We headlined the Saturday night. There was a whole huge contingent down from Blackburn, and the Rises lot were over from London. (Another highlight of that weekend was Drew from Rises performing Stairway To Heaven as Kermit the Frog. I laughed so hard I nearly did permanent damage.)
The set went fantastically. You couldn’t ask for a better crowd than the one at Happisburgh — they were jumping all over the place, and we were giving it eleven. The line up was me singing, Pete playing guitar, Tony on drums (his first gig as our ‘official’ drummer), Marcus on bass, Si was on the decks, and Drew had joined us on the bongos & congas. We’d split the set into two, and by the time we were coming up to the big close, we were really coming up.
At the time, we always played “Brighter Place” as our encore, because it had a huge outro, and man did we love an outro! As I started to sing “Some may find sweeter life”, and Pete and Marcus came in under that with “I caught it, I love it”, I was really peaking. The sky was huge & full of stars, the crowd was a howling, dancing vortex, the drums and bass were driving harder & harder, I was totally channeled into the music, singing, dancing in weird, disjointed spasms, and I had that beautiful sense of connectedness I’ve only ever known from being tight with a band — out through my mouth, my voice mixed in harmonies with all of theirs’, and spiraled out to the universe — beautiful. We drove the song harder & higher to the crescendo, my head just filling up & up with the sheer noise … And then, I took a step back from the mic, and as I was dancing, I spun around, and I can still see, perfectly clearly, what I saw there: A snapshot, in deep, ecstasy-enriched colours, of Pete, and Tony, and Marcus, all of us, high & totally into it, and we were bonded in that moment as only musicians ever can be, and I loved them totally, my brothers.
So this is that song, and that outro. It, too, was recorded in London with Rises. It’s not as good as the version we played that night (what could be?), and the mixing of it was perhaps a little undermined by certain excesses, but that’s just how we rolled, motherfuckers! ;)

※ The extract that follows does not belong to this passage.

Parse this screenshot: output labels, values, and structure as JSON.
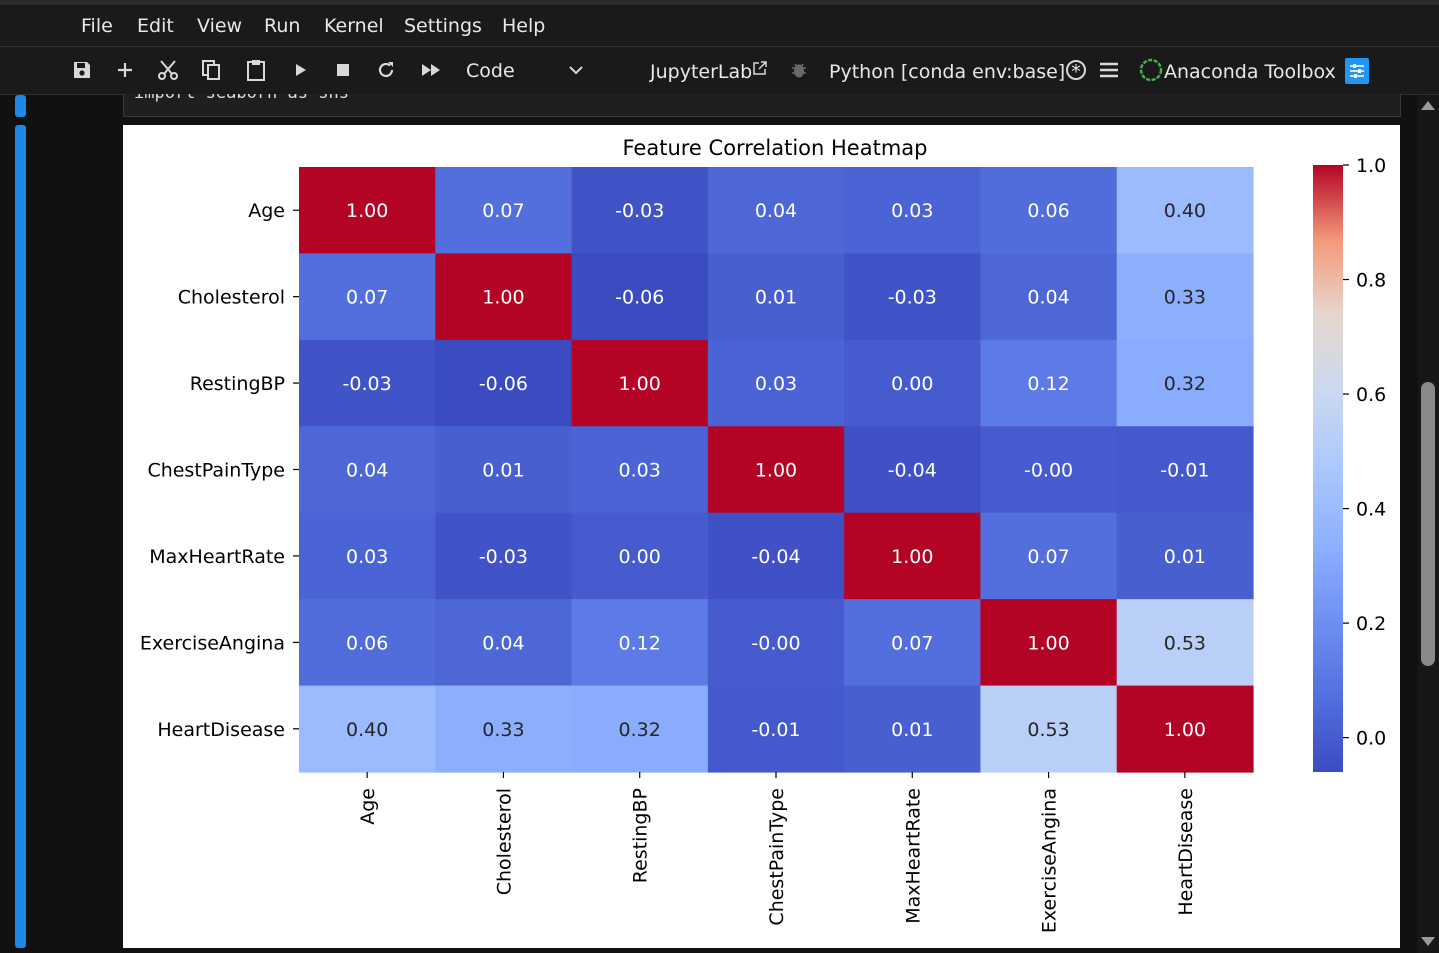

So I thought I might upload some old stuff that we recorded, and then I thought that I’d write about each one, seeing as I’m not really making full use of this blog right now!
We were a band called Dustfly, based in Blackburn, and maybe the story will unfold as I upload stuff.
This song was written towards the end of the band’s life, and is one of my favourites. It was written to a loop of recorded conversation from a William Burroughs CD, and evolved from a kind of trip-hop electronica style of thing to the rock masterpiece you have before you (figuratively speaking). I have some of the old files that document its evolution & I might put them up one day, if I’m ever bored enough that that seems diverting.
We recorded this with a band called Rises in London (Homerton). We were the guinea pigs for their startup label, and we recorded three tunes there on their 32 track reel to reel. The studio was a room in their rented terrace house. We recorded in there, and slept in there on inflated mattresses, for about 4 days or so.
This was easily the best recording of the three. I’ll put the others up sometime, as they are an excellent demonstration of what funghi can contribute to the recording process, but I thought I’d start with one of our more listenable efforts! ;)
So this was us, in London, before the psychosis kicked in, more years ago than I care to remember!